Oui, il y a d’autres facteurs qui joue pour l’acier comme pour le ciment (taux de clinker dans la production de ciment, ratio clinker domestique, etc.), mais l’effet optique valeur ajoutée fausse la comparaison.
Pour l’industrie du ciment et du verre, si l’on enlevait ce biais là, l’avantage de l’Allemagne en termes d’intensité carbone serait ramené de 18% à 3% seulement en 2019.
Nous l'avons estimé pour l’ensemble de l’industrie manufacturière.
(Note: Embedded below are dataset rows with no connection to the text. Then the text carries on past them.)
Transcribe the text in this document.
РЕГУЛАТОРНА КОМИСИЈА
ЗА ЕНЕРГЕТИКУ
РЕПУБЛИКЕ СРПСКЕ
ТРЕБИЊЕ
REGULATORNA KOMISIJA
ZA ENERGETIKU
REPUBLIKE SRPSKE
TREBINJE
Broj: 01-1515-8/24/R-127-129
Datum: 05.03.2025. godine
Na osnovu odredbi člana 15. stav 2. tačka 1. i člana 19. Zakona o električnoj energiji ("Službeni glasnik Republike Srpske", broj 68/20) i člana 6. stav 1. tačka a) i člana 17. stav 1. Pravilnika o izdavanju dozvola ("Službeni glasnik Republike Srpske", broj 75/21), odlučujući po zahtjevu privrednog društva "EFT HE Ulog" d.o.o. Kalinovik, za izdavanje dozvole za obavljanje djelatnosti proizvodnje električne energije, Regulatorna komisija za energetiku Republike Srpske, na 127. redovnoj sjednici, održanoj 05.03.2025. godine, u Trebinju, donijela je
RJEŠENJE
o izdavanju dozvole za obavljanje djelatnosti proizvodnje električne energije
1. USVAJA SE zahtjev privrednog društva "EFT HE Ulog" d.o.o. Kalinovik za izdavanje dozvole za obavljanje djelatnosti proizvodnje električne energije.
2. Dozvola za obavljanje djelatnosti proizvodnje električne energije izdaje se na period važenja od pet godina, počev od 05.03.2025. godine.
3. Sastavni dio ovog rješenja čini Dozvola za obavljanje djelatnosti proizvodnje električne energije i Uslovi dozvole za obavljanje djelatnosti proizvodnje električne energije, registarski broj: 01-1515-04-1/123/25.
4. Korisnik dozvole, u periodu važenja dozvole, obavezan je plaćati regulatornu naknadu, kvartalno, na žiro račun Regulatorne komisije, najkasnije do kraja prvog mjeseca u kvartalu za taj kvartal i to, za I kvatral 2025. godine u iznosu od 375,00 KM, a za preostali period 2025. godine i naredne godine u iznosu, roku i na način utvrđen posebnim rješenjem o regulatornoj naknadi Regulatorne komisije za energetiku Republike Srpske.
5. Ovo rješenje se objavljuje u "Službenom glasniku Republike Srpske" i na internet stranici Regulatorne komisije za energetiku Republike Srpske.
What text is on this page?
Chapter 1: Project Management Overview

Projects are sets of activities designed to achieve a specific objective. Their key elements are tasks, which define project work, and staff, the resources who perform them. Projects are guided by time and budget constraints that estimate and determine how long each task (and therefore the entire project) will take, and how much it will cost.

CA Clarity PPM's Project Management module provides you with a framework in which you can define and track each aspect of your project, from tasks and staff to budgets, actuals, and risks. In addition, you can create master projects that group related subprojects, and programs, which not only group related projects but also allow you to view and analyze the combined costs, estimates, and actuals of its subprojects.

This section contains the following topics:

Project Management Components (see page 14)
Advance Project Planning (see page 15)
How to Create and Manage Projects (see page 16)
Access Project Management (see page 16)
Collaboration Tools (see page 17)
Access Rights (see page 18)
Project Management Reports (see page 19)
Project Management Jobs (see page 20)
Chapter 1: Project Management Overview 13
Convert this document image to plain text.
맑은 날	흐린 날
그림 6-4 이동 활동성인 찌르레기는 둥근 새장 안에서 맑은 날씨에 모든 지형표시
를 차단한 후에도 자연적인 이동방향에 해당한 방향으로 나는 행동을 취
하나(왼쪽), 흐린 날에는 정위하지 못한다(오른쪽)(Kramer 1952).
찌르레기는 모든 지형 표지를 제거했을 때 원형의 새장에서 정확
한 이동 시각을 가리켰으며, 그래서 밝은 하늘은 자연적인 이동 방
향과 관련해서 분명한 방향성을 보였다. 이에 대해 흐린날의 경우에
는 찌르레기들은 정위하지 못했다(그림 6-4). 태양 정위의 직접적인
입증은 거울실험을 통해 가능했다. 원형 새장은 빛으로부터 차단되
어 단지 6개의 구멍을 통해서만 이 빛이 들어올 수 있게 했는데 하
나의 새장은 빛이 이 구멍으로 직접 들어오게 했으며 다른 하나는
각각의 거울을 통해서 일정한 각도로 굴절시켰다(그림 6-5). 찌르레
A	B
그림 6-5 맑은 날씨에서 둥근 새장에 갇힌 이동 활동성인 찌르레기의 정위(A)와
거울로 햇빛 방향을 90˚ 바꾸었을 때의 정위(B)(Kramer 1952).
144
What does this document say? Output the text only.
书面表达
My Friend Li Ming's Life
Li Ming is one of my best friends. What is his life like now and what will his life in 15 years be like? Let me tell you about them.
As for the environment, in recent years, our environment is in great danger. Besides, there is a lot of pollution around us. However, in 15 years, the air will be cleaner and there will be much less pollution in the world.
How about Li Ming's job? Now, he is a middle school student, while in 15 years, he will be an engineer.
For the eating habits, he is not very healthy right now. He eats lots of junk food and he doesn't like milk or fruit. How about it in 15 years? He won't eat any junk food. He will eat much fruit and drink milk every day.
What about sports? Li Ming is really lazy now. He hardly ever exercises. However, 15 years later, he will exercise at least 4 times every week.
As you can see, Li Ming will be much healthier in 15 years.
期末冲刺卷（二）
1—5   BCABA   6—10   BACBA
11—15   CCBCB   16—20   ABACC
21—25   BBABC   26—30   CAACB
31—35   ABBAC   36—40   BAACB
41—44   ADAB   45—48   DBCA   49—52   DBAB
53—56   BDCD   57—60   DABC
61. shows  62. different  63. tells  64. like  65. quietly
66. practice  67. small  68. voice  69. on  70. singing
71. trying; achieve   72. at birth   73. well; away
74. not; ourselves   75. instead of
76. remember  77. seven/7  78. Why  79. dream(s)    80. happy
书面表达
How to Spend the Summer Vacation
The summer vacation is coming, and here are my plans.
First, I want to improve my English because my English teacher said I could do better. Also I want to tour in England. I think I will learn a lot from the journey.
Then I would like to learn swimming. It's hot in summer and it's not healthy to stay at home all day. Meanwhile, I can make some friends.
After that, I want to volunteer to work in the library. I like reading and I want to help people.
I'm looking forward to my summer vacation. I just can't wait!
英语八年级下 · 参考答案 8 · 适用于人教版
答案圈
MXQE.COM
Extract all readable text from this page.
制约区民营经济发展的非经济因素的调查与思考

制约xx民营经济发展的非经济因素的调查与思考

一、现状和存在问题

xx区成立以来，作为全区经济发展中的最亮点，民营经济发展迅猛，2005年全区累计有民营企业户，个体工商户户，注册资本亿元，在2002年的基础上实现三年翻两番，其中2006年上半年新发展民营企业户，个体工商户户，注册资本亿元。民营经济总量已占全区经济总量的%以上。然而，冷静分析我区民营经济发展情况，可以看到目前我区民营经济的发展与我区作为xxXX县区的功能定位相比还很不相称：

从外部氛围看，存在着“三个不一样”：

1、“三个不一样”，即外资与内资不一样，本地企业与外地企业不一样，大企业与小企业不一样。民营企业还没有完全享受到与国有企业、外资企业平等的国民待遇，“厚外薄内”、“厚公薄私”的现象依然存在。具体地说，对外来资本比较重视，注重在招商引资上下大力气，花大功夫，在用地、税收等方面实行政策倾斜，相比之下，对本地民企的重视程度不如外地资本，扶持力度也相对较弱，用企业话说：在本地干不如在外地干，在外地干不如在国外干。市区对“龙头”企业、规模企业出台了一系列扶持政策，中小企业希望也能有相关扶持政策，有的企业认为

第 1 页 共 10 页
En 2019, l’avantage de l’Allemagne passe de 28% à moins de 4% !
Tout cela pour dire que la photo de la cartographie n’est pas très nette au niveau des secteurs et qu’il faudrait zoomer sur les sites pour comparer les procédés de production, vérifier leur intensité énergétique relative et les mix énergétiques utilisés ou encore l’organisation des sites en termes de valorisation de la chaleur, d’autoconsommation, etc.
Il faut comparer également la gamme de produits fabriqués et leur positionnement sur la chaine de valeur, puisque cela influence le dénominateur de l’intensité carbone.
Et en dynamique ?
Si l’on s’intéresse à la dynamique de cette cartographie, il convient de regarder les leviers d’action qui permettent à l’industrie de se décarboner pour contribuer à l’atteinte des objectifs de réduction des GES en 2030 et de neutralité carbone en 2050.
Quels sont les investissements à réaliser par les industriels eux-mêmes ?
Quelles sont les politiques publiques leur facilitant la tâche, voire les y obligeant ?
Une comparaison internationale est utile pour identifier les bonnes pratiques à l’étranger et les écueils à éviter. Mais ne faudrait-il pas commencer par unifier les cadres statistiques permettant d'évaluer les progrès réalisés et réalisables de part et d'autre du Rhin?